Zimbabwe is in crisis. But to expect the ruling ZANU-PF government to resolve this is improbable at best. It is, more likely, impossible.
Today nearly four out of every five Zimbabweans just about survives in absolute poverty. On average, Zimbabweans are poorer now than they were at independence in 1980.
Informal employment is at 95%, which is why the civil service has more than doubled over the last ten years to 600 000 employees – this is the only place government can create jobs.
Whole communities today live on less than 35 cents per person per day. In practice, this pays for a small dollop of maize, four leaves of vegetables, and a cap of cooking fat. We have a term for this, Tsaona, which means living by “accident”.
But the crisis Zimbabwe faces is no accident. This is a man-made calamity. Over the last 39 years of independence, ZANU-PF has presided over the disintegration of the productive sector of the economy.
Driven by sheer incompetence, greed, and the need for regime survival, the party has completely destroyed a once thriving economy.
Firstly, industries closed in the face of government parties opposed to foreign investment.
Secondly, infrastructure failed to be maintained and no investments were made; even today, Zimbabwe continues to rely on the Kariba hydro-electric facility opened in 1959 by Queen Elizabeth II.
Thirdly, the backbone of Zimbabwe’s economy was ripped out when the farming sector was politically redistributed through ill-planned and badly-executed land reform exercises, aimed not at empowerment of citizens but the enrichment of elites.
Fourthly, to paper over these deep problems and continue to make profits for the elites, monetary policy became a tool for further enrichment, resulting in Zimbabwe’s inflation reaching 500 billion percent.
In today’s Zimbabwe, the elites prosper, in spite of the misery, and because of mal-governance. They use their preferential access to dollars to arbitrage against other local, artificial digital currencies.

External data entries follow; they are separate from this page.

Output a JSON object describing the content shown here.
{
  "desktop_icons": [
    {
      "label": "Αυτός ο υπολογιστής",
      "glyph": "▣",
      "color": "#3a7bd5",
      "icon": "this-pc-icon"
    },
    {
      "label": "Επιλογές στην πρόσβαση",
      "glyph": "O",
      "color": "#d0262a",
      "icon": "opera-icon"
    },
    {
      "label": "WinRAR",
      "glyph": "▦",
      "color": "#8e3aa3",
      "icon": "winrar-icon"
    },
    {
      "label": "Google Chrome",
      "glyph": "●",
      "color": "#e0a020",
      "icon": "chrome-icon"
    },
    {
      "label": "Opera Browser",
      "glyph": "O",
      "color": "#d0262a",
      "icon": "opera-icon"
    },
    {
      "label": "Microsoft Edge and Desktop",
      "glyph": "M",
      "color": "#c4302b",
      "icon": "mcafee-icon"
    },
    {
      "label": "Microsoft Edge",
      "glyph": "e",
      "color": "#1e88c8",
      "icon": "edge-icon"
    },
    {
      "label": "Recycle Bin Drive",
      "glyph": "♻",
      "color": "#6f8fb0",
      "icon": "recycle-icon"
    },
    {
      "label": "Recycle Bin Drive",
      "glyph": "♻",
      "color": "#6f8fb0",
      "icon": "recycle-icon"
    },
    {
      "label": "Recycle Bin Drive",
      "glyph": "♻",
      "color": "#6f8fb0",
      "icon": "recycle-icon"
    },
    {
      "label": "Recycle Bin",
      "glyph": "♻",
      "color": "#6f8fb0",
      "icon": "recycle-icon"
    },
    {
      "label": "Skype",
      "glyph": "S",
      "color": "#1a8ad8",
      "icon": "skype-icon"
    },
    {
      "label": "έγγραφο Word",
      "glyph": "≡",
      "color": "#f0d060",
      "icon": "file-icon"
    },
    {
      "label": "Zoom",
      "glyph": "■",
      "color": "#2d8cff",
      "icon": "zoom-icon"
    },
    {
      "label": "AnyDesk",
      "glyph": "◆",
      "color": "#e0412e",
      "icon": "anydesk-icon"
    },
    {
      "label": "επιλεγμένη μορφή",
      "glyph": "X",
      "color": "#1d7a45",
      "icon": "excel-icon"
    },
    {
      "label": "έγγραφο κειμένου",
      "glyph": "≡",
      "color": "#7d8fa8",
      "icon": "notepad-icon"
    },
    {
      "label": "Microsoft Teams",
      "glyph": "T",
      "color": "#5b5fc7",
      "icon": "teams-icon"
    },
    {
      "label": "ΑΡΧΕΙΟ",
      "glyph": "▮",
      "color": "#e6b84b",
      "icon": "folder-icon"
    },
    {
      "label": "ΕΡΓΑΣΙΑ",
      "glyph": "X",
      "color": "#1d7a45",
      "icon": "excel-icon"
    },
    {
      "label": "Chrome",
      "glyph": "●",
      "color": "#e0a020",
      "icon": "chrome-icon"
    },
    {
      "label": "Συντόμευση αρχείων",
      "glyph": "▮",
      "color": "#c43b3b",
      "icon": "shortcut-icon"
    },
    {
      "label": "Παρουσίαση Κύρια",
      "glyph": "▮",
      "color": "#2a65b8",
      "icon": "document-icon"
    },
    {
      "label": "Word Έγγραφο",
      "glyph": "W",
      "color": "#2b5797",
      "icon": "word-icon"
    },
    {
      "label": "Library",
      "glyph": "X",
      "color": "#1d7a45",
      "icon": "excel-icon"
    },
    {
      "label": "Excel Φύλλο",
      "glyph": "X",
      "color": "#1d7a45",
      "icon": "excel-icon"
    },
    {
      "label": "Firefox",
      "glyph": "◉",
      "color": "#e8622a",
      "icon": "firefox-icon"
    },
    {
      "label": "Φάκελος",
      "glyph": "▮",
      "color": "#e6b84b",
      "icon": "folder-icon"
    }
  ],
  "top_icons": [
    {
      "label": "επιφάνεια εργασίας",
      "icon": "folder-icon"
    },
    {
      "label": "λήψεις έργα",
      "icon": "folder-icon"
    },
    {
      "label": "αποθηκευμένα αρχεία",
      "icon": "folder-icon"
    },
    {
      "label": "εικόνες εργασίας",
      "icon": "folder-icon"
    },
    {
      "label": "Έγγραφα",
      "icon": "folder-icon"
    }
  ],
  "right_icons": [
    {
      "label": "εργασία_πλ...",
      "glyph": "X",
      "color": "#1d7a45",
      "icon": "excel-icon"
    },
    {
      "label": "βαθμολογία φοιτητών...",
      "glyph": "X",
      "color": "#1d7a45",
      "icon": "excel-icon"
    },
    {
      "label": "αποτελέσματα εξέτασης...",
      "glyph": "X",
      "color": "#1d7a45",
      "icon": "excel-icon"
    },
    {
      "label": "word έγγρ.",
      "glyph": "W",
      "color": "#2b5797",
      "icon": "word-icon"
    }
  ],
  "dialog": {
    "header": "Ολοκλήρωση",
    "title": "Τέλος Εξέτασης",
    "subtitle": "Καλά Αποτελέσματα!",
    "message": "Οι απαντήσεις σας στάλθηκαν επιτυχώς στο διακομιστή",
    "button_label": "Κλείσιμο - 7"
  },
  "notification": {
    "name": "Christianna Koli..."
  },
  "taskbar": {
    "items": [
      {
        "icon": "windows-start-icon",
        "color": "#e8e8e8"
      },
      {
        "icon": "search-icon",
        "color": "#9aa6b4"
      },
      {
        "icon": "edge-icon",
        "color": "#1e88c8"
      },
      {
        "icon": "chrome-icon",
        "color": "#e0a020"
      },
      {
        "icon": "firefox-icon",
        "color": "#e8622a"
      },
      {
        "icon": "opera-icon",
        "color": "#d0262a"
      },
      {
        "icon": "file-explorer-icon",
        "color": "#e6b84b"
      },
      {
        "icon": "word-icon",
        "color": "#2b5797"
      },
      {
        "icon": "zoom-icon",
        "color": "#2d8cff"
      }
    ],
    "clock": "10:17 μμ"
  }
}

Furthermore, they have created cartels that are able entirely control the import and distribution of fuel coming into the country.
Meanwhile, the military and other favoured clients are offered mining concessions that are then parcelled out opaquely to friends, local and foreign.
Finally, the government’s agricultural scheme, appropriately named “command agriculture”, amounts to a $4 billion private piggy bank used to finance everything from private vehicles to dowries.